My childhood Pangkor - unforgettable!
by Michael Kypper
nipah bay - 30 years ago
Approaching Pangkor island from the South the shoreline was rugged and inaccessible. Waves broke on frothing rocks and a lonely light beacon stood guard to warn off straying ships. To Starboard the coast of Perak shimmered in the hazy heat and portside the Malacca Straits stretched endlessly dotted with fishing vessels and lonely sampans bobbing in the shimmering sun.
Pangkor was our favourite destination for outings on extended weekends in the 60ies and 70ies.
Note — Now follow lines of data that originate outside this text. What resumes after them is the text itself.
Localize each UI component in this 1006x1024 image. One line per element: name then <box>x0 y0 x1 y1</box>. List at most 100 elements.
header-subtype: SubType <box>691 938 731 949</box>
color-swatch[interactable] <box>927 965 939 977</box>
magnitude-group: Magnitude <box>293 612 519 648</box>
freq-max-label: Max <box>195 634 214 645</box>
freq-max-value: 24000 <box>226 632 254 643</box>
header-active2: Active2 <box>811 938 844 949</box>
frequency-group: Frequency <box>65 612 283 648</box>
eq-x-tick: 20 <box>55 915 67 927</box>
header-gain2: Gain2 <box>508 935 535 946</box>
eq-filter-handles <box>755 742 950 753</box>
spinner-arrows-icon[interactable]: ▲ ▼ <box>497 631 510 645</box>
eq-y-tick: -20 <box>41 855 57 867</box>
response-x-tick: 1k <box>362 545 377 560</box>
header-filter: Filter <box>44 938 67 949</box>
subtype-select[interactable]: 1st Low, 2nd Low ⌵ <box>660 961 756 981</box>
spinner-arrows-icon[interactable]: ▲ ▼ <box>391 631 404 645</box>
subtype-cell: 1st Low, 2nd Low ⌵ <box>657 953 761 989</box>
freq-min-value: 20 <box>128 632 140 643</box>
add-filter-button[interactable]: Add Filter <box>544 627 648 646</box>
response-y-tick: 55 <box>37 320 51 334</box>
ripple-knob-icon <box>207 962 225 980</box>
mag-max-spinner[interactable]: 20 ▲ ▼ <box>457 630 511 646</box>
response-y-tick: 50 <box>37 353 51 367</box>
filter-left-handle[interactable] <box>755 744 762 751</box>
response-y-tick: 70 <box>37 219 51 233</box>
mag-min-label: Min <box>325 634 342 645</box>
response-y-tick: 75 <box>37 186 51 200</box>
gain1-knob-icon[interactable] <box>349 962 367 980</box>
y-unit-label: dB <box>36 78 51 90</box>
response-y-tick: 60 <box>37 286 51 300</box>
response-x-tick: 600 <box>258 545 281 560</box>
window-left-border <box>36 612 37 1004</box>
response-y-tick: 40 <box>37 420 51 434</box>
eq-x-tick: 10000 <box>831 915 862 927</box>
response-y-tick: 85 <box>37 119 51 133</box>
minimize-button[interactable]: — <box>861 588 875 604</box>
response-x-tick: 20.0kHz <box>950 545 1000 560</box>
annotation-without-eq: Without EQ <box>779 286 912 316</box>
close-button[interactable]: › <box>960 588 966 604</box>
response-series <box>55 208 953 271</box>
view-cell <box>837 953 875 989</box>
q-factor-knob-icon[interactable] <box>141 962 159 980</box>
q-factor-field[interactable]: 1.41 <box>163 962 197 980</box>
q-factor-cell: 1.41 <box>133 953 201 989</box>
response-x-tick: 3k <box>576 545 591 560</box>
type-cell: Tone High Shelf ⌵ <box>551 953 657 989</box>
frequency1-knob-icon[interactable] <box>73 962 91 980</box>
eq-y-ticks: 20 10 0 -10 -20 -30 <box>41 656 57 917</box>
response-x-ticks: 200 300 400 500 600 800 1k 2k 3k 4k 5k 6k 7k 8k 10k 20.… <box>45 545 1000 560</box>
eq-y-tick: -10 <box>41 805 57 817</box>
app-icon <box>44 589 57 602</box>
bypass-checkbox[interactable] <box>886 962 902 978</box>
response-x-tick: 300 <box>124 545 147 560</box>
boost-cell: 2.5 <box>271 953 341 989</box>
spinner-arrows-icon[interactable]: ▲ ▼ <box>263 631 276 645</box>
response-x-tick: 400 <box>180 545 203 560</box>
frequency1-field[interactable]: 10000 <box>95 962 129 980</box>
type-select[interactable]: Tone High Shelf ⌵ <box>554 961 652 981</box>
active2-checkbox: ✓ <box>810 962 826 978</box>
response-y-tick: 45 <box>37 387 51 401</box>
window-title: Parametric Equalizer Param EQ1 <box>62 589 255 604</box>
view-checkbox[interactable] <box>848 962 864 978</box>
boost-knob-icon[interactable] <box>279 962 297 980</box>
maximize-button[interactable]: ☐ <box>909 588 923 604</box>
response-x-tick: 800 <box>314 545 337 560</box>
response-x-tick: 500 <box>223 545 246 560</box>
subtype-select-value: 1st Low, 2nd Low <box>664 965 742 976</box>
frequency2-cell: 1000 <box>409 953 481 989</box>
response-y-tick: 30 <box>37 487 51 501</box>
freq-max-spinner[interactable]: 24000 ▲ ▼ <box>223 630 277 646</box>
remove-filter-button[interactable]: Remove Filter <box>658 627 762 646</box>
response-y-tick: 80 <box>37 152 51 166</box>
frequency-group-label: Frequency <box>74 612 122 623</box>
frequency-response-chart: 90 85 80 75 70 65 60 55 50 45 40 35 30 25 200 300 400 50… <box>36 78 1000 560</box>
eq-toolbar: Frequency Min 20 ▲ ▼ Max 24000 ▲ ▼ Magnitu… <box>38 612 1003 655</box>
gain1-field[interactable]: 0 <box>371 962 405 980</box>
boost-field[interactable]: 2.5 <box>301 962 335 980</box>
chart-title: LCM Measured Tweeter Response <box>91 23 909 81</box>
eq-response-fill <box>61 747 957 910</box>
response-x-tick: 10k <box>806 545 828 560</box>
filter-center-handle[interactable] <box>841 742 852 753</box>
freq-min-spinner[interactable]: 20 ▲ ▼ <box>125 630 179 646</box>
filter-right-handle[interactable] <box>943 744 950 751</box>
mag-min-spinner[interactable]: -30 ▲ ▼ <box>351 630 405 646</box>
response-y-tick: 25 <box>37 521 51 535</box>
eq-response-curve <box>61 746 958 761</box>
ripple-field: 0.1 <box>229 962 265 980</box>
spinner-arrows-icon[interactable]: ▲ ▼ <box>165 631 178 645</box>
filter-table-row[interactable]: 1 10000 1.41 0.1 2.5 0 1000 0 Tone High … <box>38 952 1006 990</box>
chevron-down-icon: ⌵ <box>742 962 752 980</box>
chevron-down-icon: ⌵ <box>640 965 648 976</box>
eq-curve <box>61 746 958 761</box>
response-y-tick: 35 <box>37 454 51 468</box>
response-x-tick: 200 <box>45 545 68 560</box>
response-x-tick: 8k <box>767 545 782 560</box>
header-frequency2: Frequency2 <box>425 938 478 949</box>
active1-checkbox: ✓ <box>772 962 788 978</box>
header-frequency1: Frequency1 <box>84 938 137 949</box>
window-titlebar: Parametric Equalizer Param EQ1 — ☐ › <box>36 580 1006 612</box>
We left in the motor boat from Bagan Datoh, a fishing village on the Perak River estuary, and rode the muddy tide until the brackish water was displaced by fresh green sea.
This was our cue to scramble out on deck and let soft salty breezes mix with the sun and zesty spray to smother our bodies.
Had we capsized the lot of us would have perished.
But this was a time of carefree recklessness, when we didn’t wear life vests. Fate was on our side and such disasters were unheard of.
En route to Pangkor we would pass Pulau Sembilan – the nine islands – in the near horizon. I would later learn that these were a paradise-like group of uninhabited islands which were perfect for diving and fishing. We went there once and roughed it with a tarp strung out under the canopy of palm trees, just beyond the high tide waterline.
Pangkor, however, in the 60’ies and early 70’ies did not lack for secluded beaches and coves and we could easily rely on our usual spots being completely isolated.
So much in fact, that we ran around in the nude without fear of someone showing up. Emerald Bay with the glaring white sands on the back of Pangkor Laut island was one of these sites. We anchored beyond the breaking surf and brought day provisions ashore in the inflatable dinghy and we dived from the roof of the boat into the clear almost transparent sea. Every child we knew and played with, was a strong swimmer from infancy and the challenge was soon on “last one in is a rotten egg”.
Picture slides from happy times on Emerald Bay is what’s left, but Pangkor still has its allure. A sort of secret place content in coming in second to the East Coast resorts.